On the axisymmetric spreading of non-Newtonian power-law gravity currents of time-dependent volume: an experimental and theoretical investigation focused on the inference of rheological parameters.

We study axisymmetric gravity currents consisting of a constant or time-dependent volume of a power-law viscous fluid propagating on a horizontal rigid plane below a fluid of lesser density. The intruding fluid is considered to have a pure Ostwald-DeWaele power-law constitutive equation. First, the conditions for buoyancy-viscous balance are examined, and the current rate of spreading is derived with a box-model. An existing self-similar solution to the nonlinear differential problem for the influx of a constant or time-variable volume of fluid is then described.
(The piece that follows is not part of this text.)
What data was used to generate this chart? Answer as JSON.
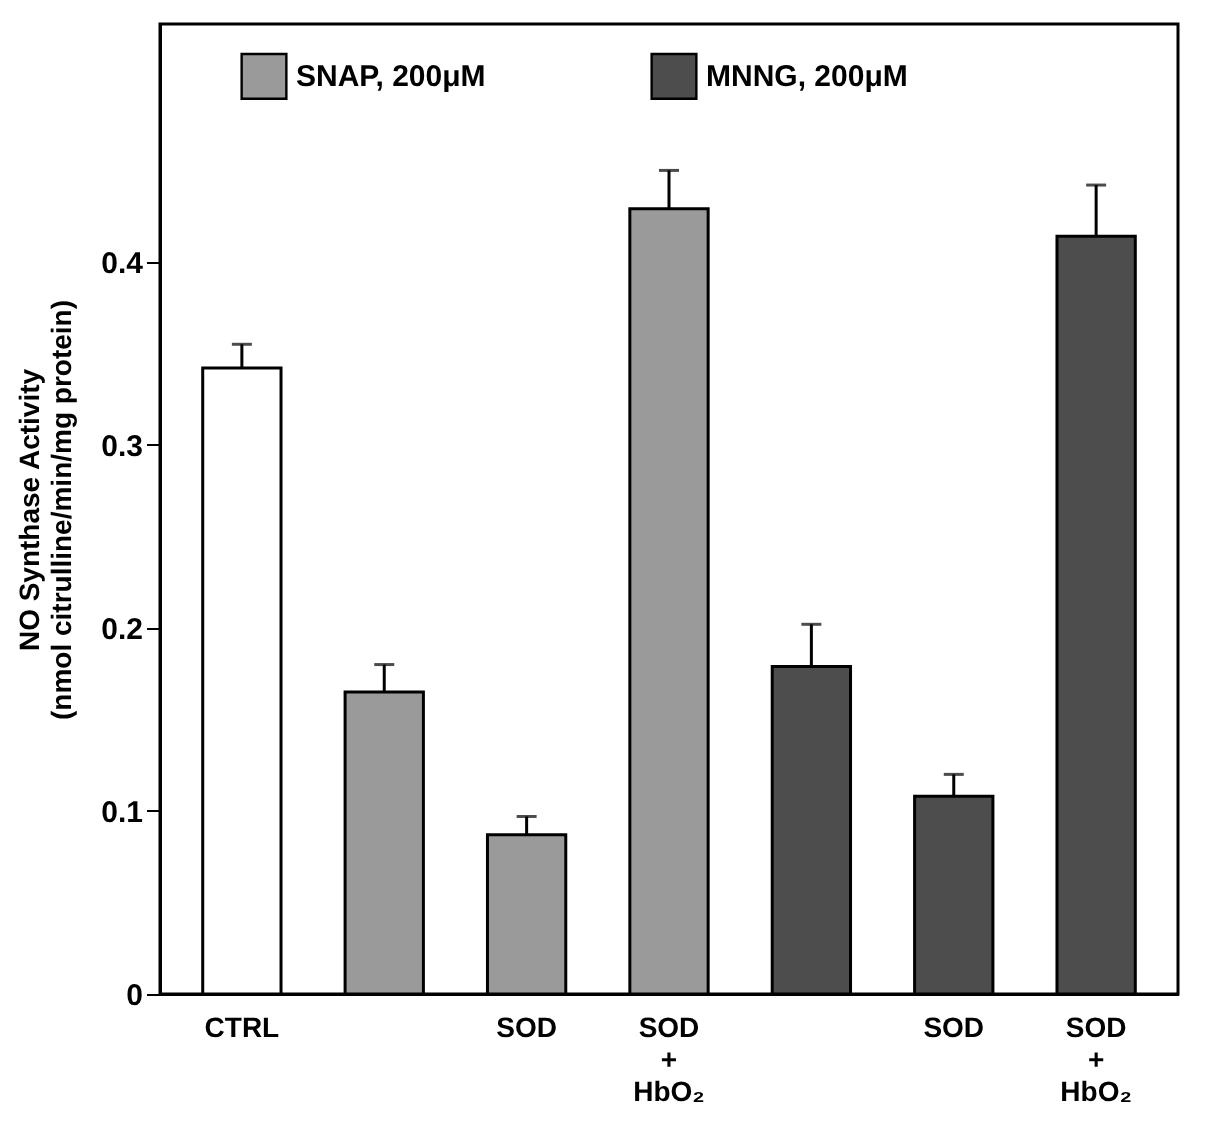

Results from a number of experiments conducted in a 30° sector with shear thinning, Newtonian and shear thickening fluids, and with constant and increasing release rate, are presented and interpreted with the theoretical solution, obtaining globally a very satisfactory agreement. The rheological parameters of the fluid, derived with a best fit procedure, are compared to those measured independently with conventional rheometry. Confidence intervals are evaluated for both estimates of flow behavior and consistency indices. Results support the feasibility of controlled constant flux laboratory experiments with gravity currents in axisymmetric geometry to infer the rheology of power-law fluids, especially at very low shear rates and with shear thinning fluids.